What are the limitations?
Traditional liquid chromatography (LC) separation and detector strategies are restricted in the variety of organic solvents that can be used because of the inherent organic chromophore competition for UV absorption at short wavelength regions, such as the UVC region (100-280 nm). This competition for the finite number of photons within the wavelength spectrum can negatively affect the overall detector sensitivity and lead to background detector saturation. To avoid this contention, the solvents traditionally used in LC applications are restricted to organic modifiers that have higher UV transparency, or the UVC wavelength region cannot be used for some separations. This results in a potential loss of the target compounds’ sample solubility and subsequently limits the loading concentration of the application.
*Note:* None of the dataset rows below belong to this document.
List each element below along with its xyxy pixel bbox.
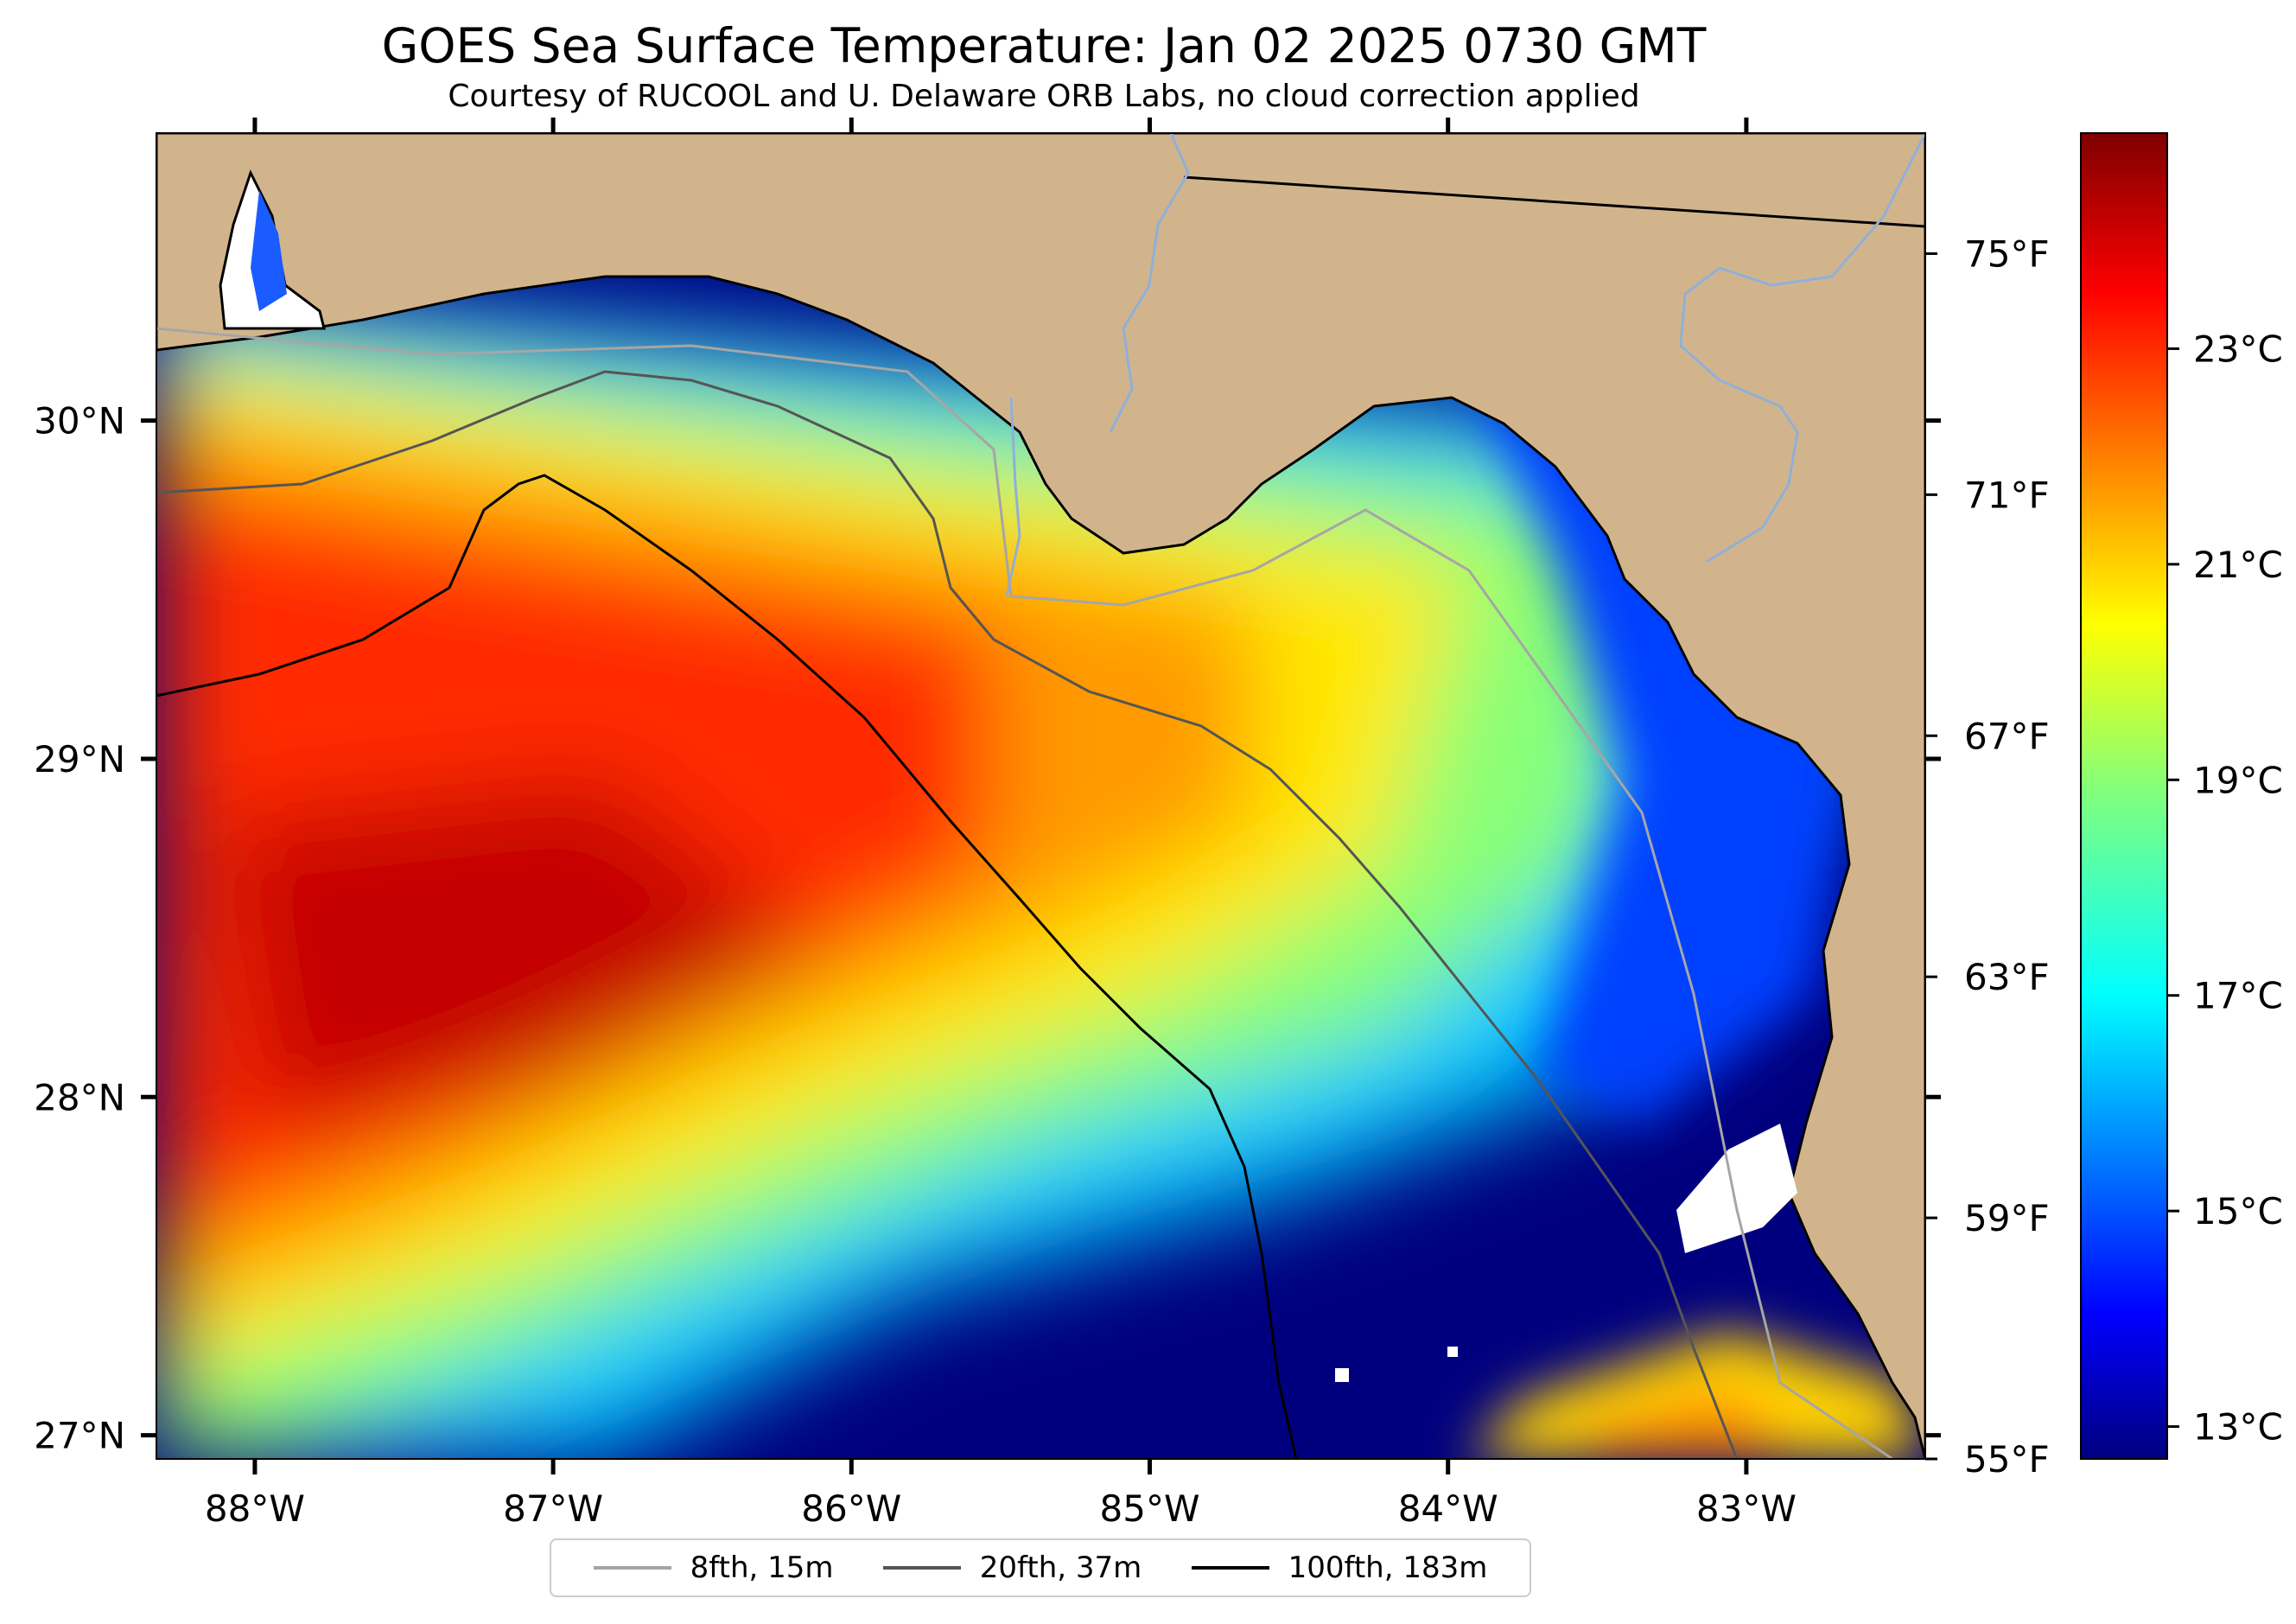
fahrenheit-tick-label: 67°F	[1964, 715, 2050, 757]
legend-label: 8fth, 15m	[690, 1551, 834, 1585]
legend-line-swatch	[1191, 1566, 1269, 1570]
isobath-contours	[156, 327, 1893, 1459]
lon-tick-label: 83°W	[1696, 1487, 1797, 1530]
lat-tick-label: 29°N	[34, 738, 125, 780]
isobath-100fth	[156, 474, 1298, 1459]
legend-label: 100fth, 183m	[1288, 1551, 1488, 1585]
colorbar-tick-label: 23°C	[2193, 328, 2283, 370]
lat-tick-label: 27°N	[34, 1415, 125, 1457]
fahrenheit-tick-label: 75°F	[1964, 232, 2050, 275]
rivers	[1005, 133, 1925, 597]
isobath-8fth	[156, 327, 1893, 1459]
legend-line-swatch	[882, 1566, 961, 1570]
lon-tick-label: 88°W	[205, 1487, 305, 1530]
fahrenheit-axis: 75°F 71°F 67°F 63°F 59°F 55°F	[1925, 232, 2050, 1481]
lon-tick-label: 85°W	[1100, 1487, 1200, 1530]
fahrenheit-tick-label: 71°F	[1964, 474, 2050, 516]
lat-tick-label: 28°N	[34, 1076, 125, 1118]
latitude-axis: 30°N 29°N 28°N 27°N	[34, 400, 1941, 1457]
no-data-patches	[1335, 1124, 1797, 1382]
colorbar	[2080, 132, 2168, 1460]
legend-line-swatch	[593, 1566, 671, 1570]
fahrenheit-tick-label: 63°F	[1964, 956, 2050, 998]
state-border	[1183, 175, 1925, 228]
colorbar-tick-label: 13°C	[2193, 1406, 2283, 1449]
colorbar-celsius-axis: 23°C 21°C 19°C 17°C 15°C 13°C	[2167, 328, 2283, 1449]
map-frame	[156, 132, 1926, 1460]
isobath-legend: 8fth, 15m 20fth, 37m 100fth, 183m	[550, 1538, 1531, 1597]
mobile-bay-water	[251, 190, 287, 311]
longitude-axis: 88°W 87°W 86°W 85°W 84°W 83°W	[205, 118, 1797, 1530]
legend-item: 8fth, 15m	[593, 1551, 834, 1585]
colorbar-tick-label: 19°C	[2193, 759, 2283, 801]
colorbar-tick-label: 21°C	[2193, 544, 2283, 586]
colorbar-tick-label: 15°C	[2193, 1190, 2283, 1232]
fahrenheit-tick-label: 59°F	[1964, 1197, 2050, 1239]
map-title: GOES Sea Surface Temperature: Jan 02 202…	[381, 18, 1707, 73]
lat-tick-label: 30°N	[34, 400, 125, 443]
lon-tick-label: 86°W	[801, 1487, 901, 1530]
map-subtitle: Courtesy of RUCOOL and U. Delaware ORB L…	[448, 79, 1640, 114]
lon-tick-label: 87°W	[503, 1487, 603, 1530]
legend-item: 20fth, 37m	[882, 1551, 1142, 1585]
isobath-20fth	[156, 370, 1739, 1459]
lon-tick-label: 84°W	[1398, 1487, 1498, 1530]
fahrenheit-tick-label: 55°F	[1964, 1438, 2050, 1481]
legend-label: 20fth, 37m	[979, 1551, 1142, 1585]
colorbar-tick-label: 17°C	[2193, 975, 2283, 1017]
legend-item: 100fth, 183m	[1191, 1551, 1488, 1585]
map-panel	[156, 133, 1925, 1459]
This constraint also affects even the choice of selectivity additives that can be used to enhance peak resolution. These limitations in additives and compound solubility disproportionately affect preparative chromatography applications because of the relatively higher solute and sample concentrations.
What are their implications?
The majority of LC applications are using a two-solvent system (organic-aqueous) that involves some type of mobile phase additives, such as pH buffering or ion-pairing agents. For example, the additive trifluoracetic acid (TFA) is a common, volatile additive that is a noncorrosive strong acid useful for protonating bases. In addition, TFA alters the observed chromatographic selectivity by acting as a mild ion-pairing agent and is commonly used to enhance peak shape. Typically, only a small amount is used, around 0.1% of the total volume, however, even at trace concentrations, it can cause baseline drift and suppression under short UV wavelength or mass ionization detection. These adverse effects are exacerbated by the presence of impurities and necessitate the use of high-grade and expensive reagents to circumnavigate competing absorbance issues and limit the amount of TFA allowed presently. Sensitivity in the mobile phase UVC transparency exacerbates LC pump mixing noise, which leads to common high-frequency or baseline noise seen in short-chain peptide application, under TFA conditions.
The competition for absorbance at short wavelength UV influences the selection of main organic solvents used in the chromatographic application. For example, the two most common reversed-phase chromatographic solvents are acetonitrile and methanol. Both offer unique chemical selectivity benefits, however, under low UV analysis conditions, the use of methanol is often limited and restricted to a higher quality grade due to an inherent higher organic signature in the UVC region.
How is the chromatography industry overcoming these constraints?
With innovation in UV light source technology becoming more available, traditional intensity limitations of arch lamp bulbs are now being redefined.
A Phoseon researcher was asked in a LCGC interview how solid-state diodes are supporting detection goals.
LCGC: How are LEDs leading the way into this change?
Taggard: When it comes to resolution, the name of the game is power. In keeping with the Beer-Lambert Law, limits of detection (LODs) and limits of quantification (LOQs) can be significantly improved with more power. And LEDs have huge amounts of power—5 W/cm2 in some cases, which is incredible!”